Average plumage condition differed between body regions (Figure 1) and between the two lines (P < 0.001). Overall, line WB yielded the highest average FCS (worst plumage condition), ranging from 1.6 (belly) to 2.3 (neck). Average FCS by region for line W1 ranged from 1.1 (rump) to 1.4 (neck). This is in line with results of Ellen et al. [25], who found that average survival was lowest in line WB. Overall, the plumage condition was worst for the neck region and best for the back region. This is in contradiction with results of Bilčik and Keeling [28] who used the same scoring method, but, in their study, hens were kept in groups of 15 birds. They found that plumage condition for the hybrid layer line Hisex white was worst for the belly region, and best for the neck and back regions. In addition, they showed that, although belly had the worst plumage condition, most pecks were targeted at the rump and back. These discrepancies with our results might be due to differences in line, age, and housing conditions such as density, size of groups, and light intensity. One major difference between the studies is that Bilčik and Keeling birds were housed in floor pens, while in the present study birds were housed in conventional cages. In conventional cages, much higher levels of abrasion of neck feathers are observed, due to contact with the cage door while feeding. The abrasion of neck feathers could stimulate the feather pecking behaviour of group mates, which can result in higher levels of neck damage.

Figure 1
figure 1

FCS of each body region and total FCS for two lines (W1, WB), with corresponding SE.

The FCS was significantly different between the two laying houses, except for belly (P = 0.055). In laying house 2, back and rump had the lowest FCS, whereas in laying house 1 neck had the lowest FCS. Line WB had the worst plumage condition in both laying houses. Furthermore, significant differences in FCS between the three levels of each row and between the corridors were found (Table 1), except for the effect of level on rump, belly, and total FCS (P > 0.05). Overall, the lowest FCS (best plumage condition) were recorded on birds located on the bottom level, whereas the highest FCS were recorded on birds on the top and middle levels. Upper levels had higher light intensities, which stimulate FP behaviour and thus result in higher FCS (worst plumage condition) [5, 25]. Overall, the highest FCS were observed for rows 7 and 8 without any clear explanation.

Table 1 Number of hens (n) and least square means (±SE) for FCS

Genetic parameters

Classical animal model

Table 2 shows the results of the likelihood ratio test. For all lines and body regions, including a random cage effect or a random animal effect improved the goodness of fit significantly (all P-values < 0.001 or < 0.01, respectively).

Table 2 Model comparison for analysis of FCS using a likelihood ratio test

Table 3 and Additional file 1: Table S1 show the estimated genetic parameters obtained with the classical animal model. Using univariate analysis, heritabilities (h2) for FCS of the different regions and for total FCS were low, ranging from 1.5 to 9.8%. In previous studies, h2 estimates for total FCS ranged from 22 to 54% [3436]. To our knowledge, no h2 estimates for separate body regions have been reported in the literature.

Table 3 Estimates of heritability from classical animal model ( h 2  ± SE) and direct–indirect effects model ( T 2  ± SE) for FCS

There are several reasons that could explain the difference in heritabilities between the present and previous studies. In the present study, FCS were recorded when the hens were 40 weeks of age, whereas in previous studies, they were recorded when hens were between 51 and 56 weeks of age [34, 36]. Kjaer and Sørensen [36] reported that h2 of FP behaviour (inflicting and receiving FP) increased when hens grew older (69 weeks compared to 38 weeks). Using younger birds could explain the lower h2.

A second reason for the lower h2 observed in this study relates to the use of individual records vs. records pooled by cage.

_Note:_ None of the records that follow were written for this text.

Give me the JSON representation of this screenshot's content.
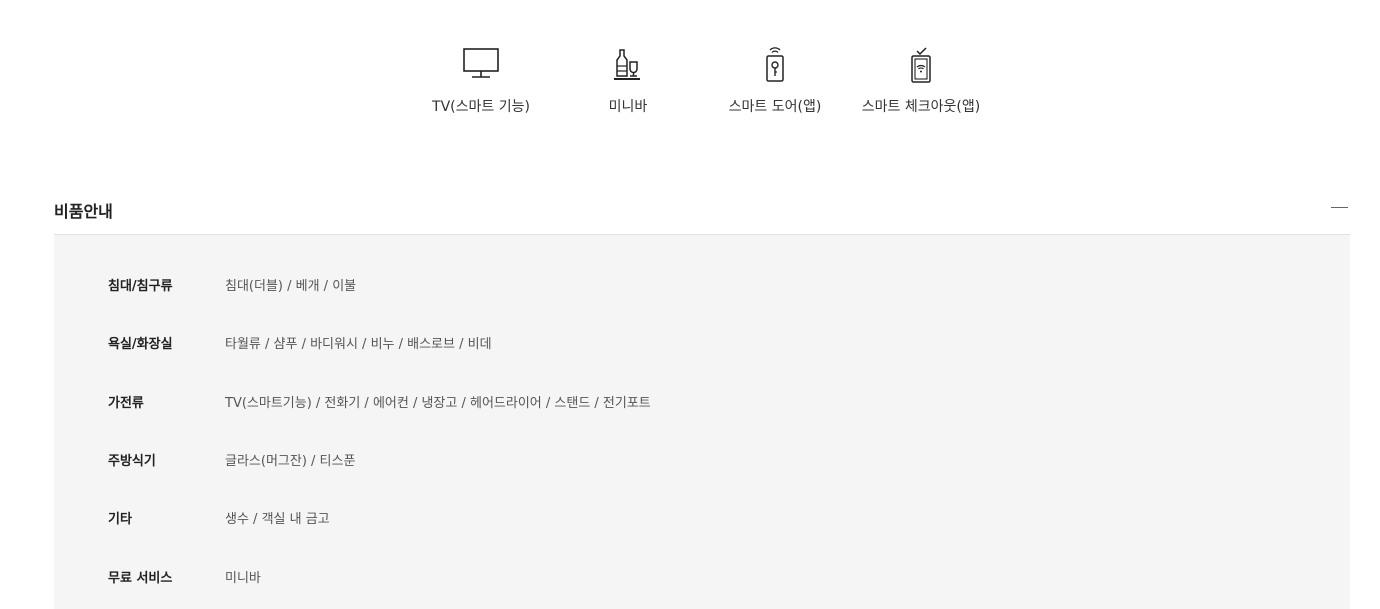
{
  "amenities": [
    {
      "label": "TV(스마트 기능)",
      "icon": "tv-icon"
    },
    {
      "label": "미니바",
      "icon": "minibar-icon"
    },
    {
      "label": "스마트 도어(앱)",
      "icon": "smart-door-icon"
    },
    {
      "label": "스마트 체크아웃(앱)",
      "icon": "smart-checkout-icon"
    }
  ],
  "section": {
    "title": "비품안내"
  },
  "rows": [
    {
      "category": "침대/침구류",
      "items": "침대(더블) / 베개 / 이불"
    },
    {
      "category": "욕실/화장실",
      "items": "타월류 / 샴푸 / 바디워시 / 비누 / 배스로브 / 비데"
    },
    {
      "category": "가전류",
      "items": "TV(스마트기능) / 전화기 / 에어컨 / 냉장고 / 헤어드라이어 / 스탠드 / 전기포트"
    },
    {
      "category": "주방식기",
      "items": "글라스(머그잔) / 티스푼"
    },
    {
      "category": "기타",
      "items": "생수 / 객실 내 금고"
    },
    {
      "category": "무료 서비스",
      "items": "미니바"
    }
  ]
}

We used individual records on four random hens of the same line kept in one cage, while Craig and Muir [34] used the average FCS of cages of three full sibs, which has two effects. First, it averages residuals over cage members, which reduces residual variance ( σ e ¯ 2 < σ e 2 ) and thus increases heritability. Second, as demonstrated by Peeters et al. [37], the analysis of cage averages yields an estimate of the total heritable variation ( σ TBV 2 ), rather than of the ordinary (direct) additive genetic variance ( σ A 2 ). Thus, the estimate of Craig and Muir [34] refers to σ TBV 2 instead of σ A 2 . Together, those effects may explain the substantially higher h2 found by Craig and Muir [34].

Direct–indirect effects model

Statistical comparison of the direct–indirect effects model (Equation 2) and the classical animal model (Equation 1), showed a significant improvement of the goodness of fit for both lines and for all body regions (Table 2; all P-values < 0.001 except P = 0.13 for belly in line W1), providing evidence for indirect genetic effects on FCS for almost all body regions.

Table 3 and Additional file 1: Table S2 show the estimated genetic parameters obtained with the direct–indirect effects model. Except for the direct–indirect genetic correlations, most of the genetic parameters were significantly different from zero for both lines. As expected, the standard deviation of the direct breeding value ( σ A D ) for the different body regions was of similar magnitude as σ A from the classical animal model [see Additional file 1: Tables S1 and S2]. The magnitude of σ A D is not affected, because groups are composed of non-relatives [37]. Overall, estimates for σ A D and σ A S were highest in line WB. For all body regions in both lines, the standard deviation of the total breeding value (σ TBV ) was 1.3 to 4.0-fold larger than σ A D , which indicates substantial indirect genetic effects. Again, line WB yielded the highest σ TBV . For the body regions with significant IGE, non-direct genetic effects explained 70 (neck line W1) to 94% (rump line WB) of the total heritable variation in FCS (Table 4). In both lines, the contribution of non-direct genetic effects was highest for the rump region, explaining approximately 93% of the total heritable variation. Using univariate analysis, the total heritable variance expressed as the proportion of phenotypic variance (T2) ranged from 9.8 to 53.6% (Table 3). Line WB yielded the highest T2.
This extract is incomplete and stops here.